Michael Halewood is a lecturer in social theory at the University of Essex.  His main area of research is the relationship of philosophy to social theory, especially with regard to the work of Alfred North Whitehead. He has published articles and chapters on Whitehead’s relation to Deleuze, Badiou and Butler and on topics such as John Dewey, subjectivity and materiality, the body, language and sociality. He has also edited a special section of the journal ‘Theory, Culture and Society’ dedicated to Whitehead, and he is an International Academic Advisor to the Whitehead Research Project.

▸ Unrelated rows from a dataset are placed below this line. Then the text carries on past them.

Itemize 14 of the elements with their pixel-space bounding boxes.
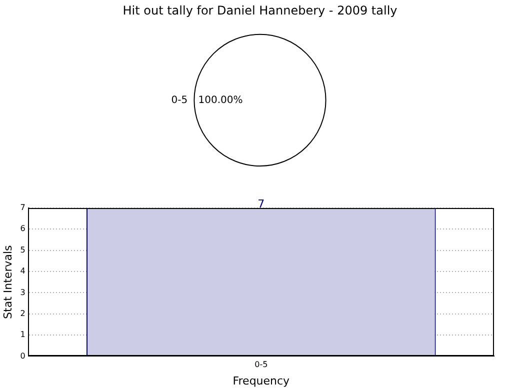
y-tick-label: 3 — [20, 288, 26, 297]
slice-label: 0-5 — [171, 94, 188, 106]
y-tick-label: 6 — [20, 224, 26, 234]
data-label: 7 — [258, 197, 265, 210]
y-axis-title: Stat Intervals — [1, 244, 14, 319]
y-tick-label: 0 — [20, 351, 26, 360]
y-tick-label: 2 — [20, 308, 26, 318]
x-axis-title: Frequency — [232, 374, 290, 388]
data-label: 100.00% — [198, 94, 243, 106]
y-tick-label: 5 — [20, 245, 26, 254]
y-tick-label: 7 — [20, 203, 26, 212]
y-tick-label: 1 — [20, 330, 26, 340]
y-tick-label: 4 — [20, 266, 26, 276]
chart-title: Hit out tally for Daniel Hannebery - 2009 tally — [122, 3, 398, 18]
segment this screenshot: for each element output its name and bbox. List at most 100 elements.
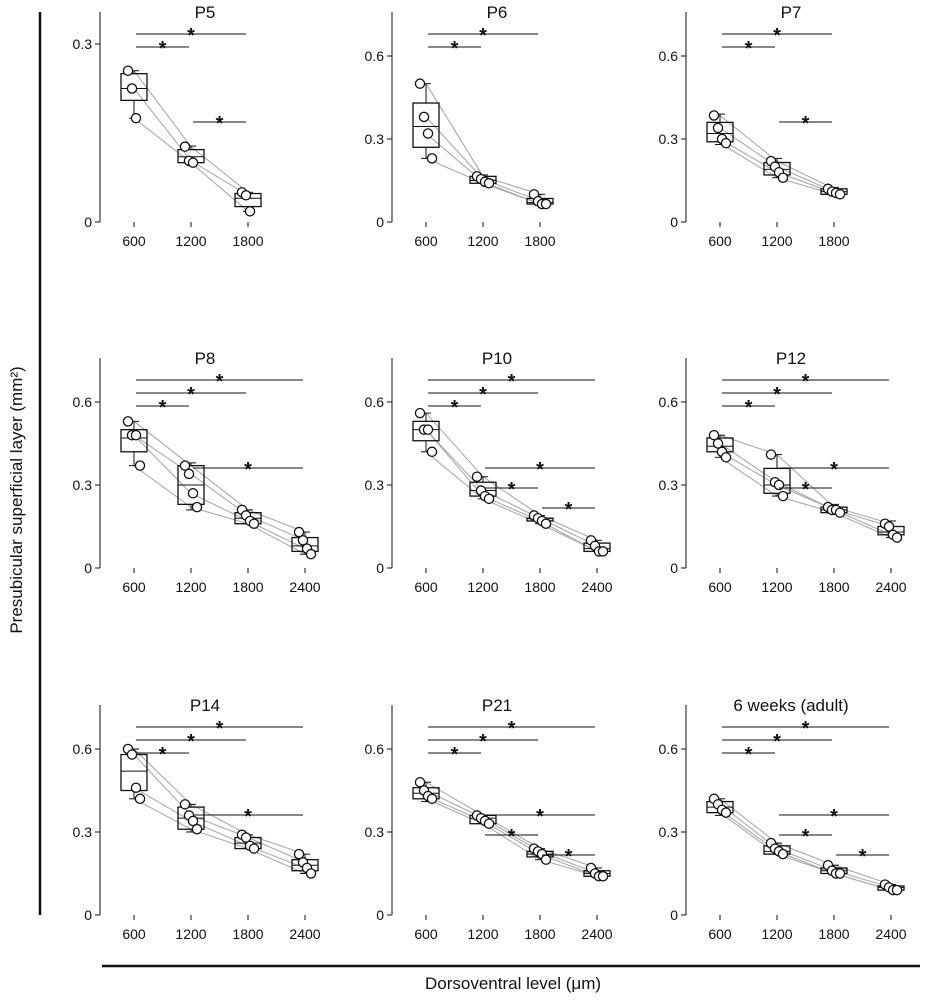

His full research and teaching interests include social theory (classical and contemporary), the philosophy of social science, subjectivity, the body, Marx, abstraction, pragmatism, the metaphysics of the social, materialism and ontology. His recent publications include: ‘On Whitehead and Deleuze – The Process of Materiality’ in ‘Configurations’ (Johns Hopkins University Press, 2007) 13.1: 57-76; ‘Being a Sociologist and Becoming a Whiteheadian: Concrescing Methodological Tactics’ [co-authored with M. Michael] in ‘Theory, Culture and Society’ (Sage, 2008) 25.4: 31-56; ‘Language, Subjectivity and Individuality’ in ‘Deleuze, Whitehead, Bergson: Rhizomatic Connections’, ed. K. Robinson (London: Palgrave, 2009); and ‘Butler and Whitehead on the (Social) Body’ in ‘Secrets of Becoming: Negotiating Whitehead, Deleuze, and Butler’, ed. R. Faber and A. Stephenson (New York: Fordham University Press, 2010).